About 40 Sandy residents were jubilant this week after the City Council denied a rezoning request for a proposed shopping center at 114th South and 10th East, even though their victory may not prove to be final.

The residents had argued that the lives of their children were at stake, because seven schools and churches are within a quarter mile of the proposed site and the center would increase traffic substantially.The council voted 4-3 Tuesday night to deny the rezoning, after considering and then deciding not to order a traffic study.

Bailey Butters, marketing director for the developer, Busch Corp., said the company will probably be back in soon with a new proposal for a scaled-down version of the project.

Busch had proposed to rezone 18.5 acres of the 35.5 at the site from residential to commercial and to change 17 from residential lots of at least 10,000 square feet to residential lots of at least 8,000 square feet.

The city's planning staff had recommended approval of a smaller, 13-acre version of the project. And the Planning Commission, despite its own 4-3 vote against the project, remained open to the possibility of a smaller proposal, said the commission's vice chairman, Holly Barney. She noted that a previous Busch development, Fiesta Village, had considerable neighborhood opposition before it was built but a lot of support afterward.

Butters agreed with residents that the increased traffic resulting from the proposed center would present a safety problem. But he said area traffic was bound to increase with or without the center, and at least with it, Busch would take steps to improve safety, including paying half the cost of a traffic light at the intersection of 10th East and 114th South, painting crosswalks and bike paths and installing proper signs.

Besides increased traffic, Dale Frandsen, spokesman for the residents, named shoplifting, drug dealing and truancy among schoolchildren as potential dangers from having a shopping center so near several schools.

Butters replied that those problems can't be blamed on a shopping center; proper values to resist such things are taught at home.

Residents also said the proposed development would draw on the same market area as a planned development at 123rd South between 10th and 13th East in Draper, which is to be several times as large. They said that no matter which of the two projects is built first, when the Draper project gets going it will draw enough business away to kill the Busch center.

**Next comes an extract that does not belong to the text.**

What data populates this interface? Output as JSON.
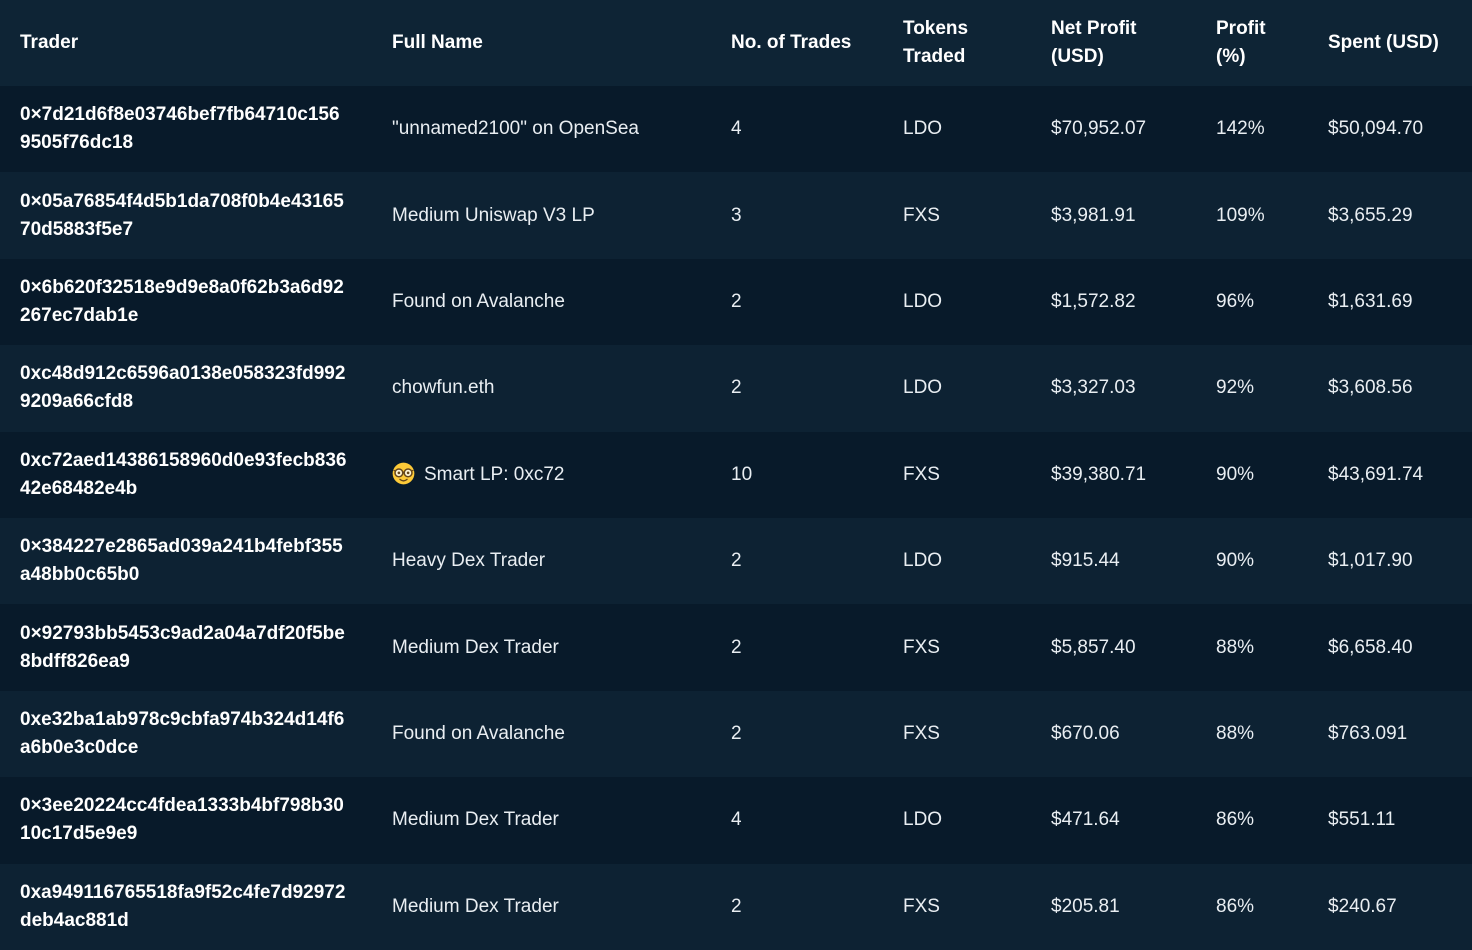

The residents said their area has plenty of available shopping within a two-mile radius. Since future growth will be toward the south, it would make more sense for new commercial development to go to the outskirts of Sandy's residential south end - or even into Draper, they said.

"There's nothing immoral about people crossing an imaginary line and shopping in Draper," said Jeffrey Stevens.

Butters said Busch chose the proposed site because of its growth potential both in population and average income. He said that, while the site has some problems, Sandy has a dearth of available development sites.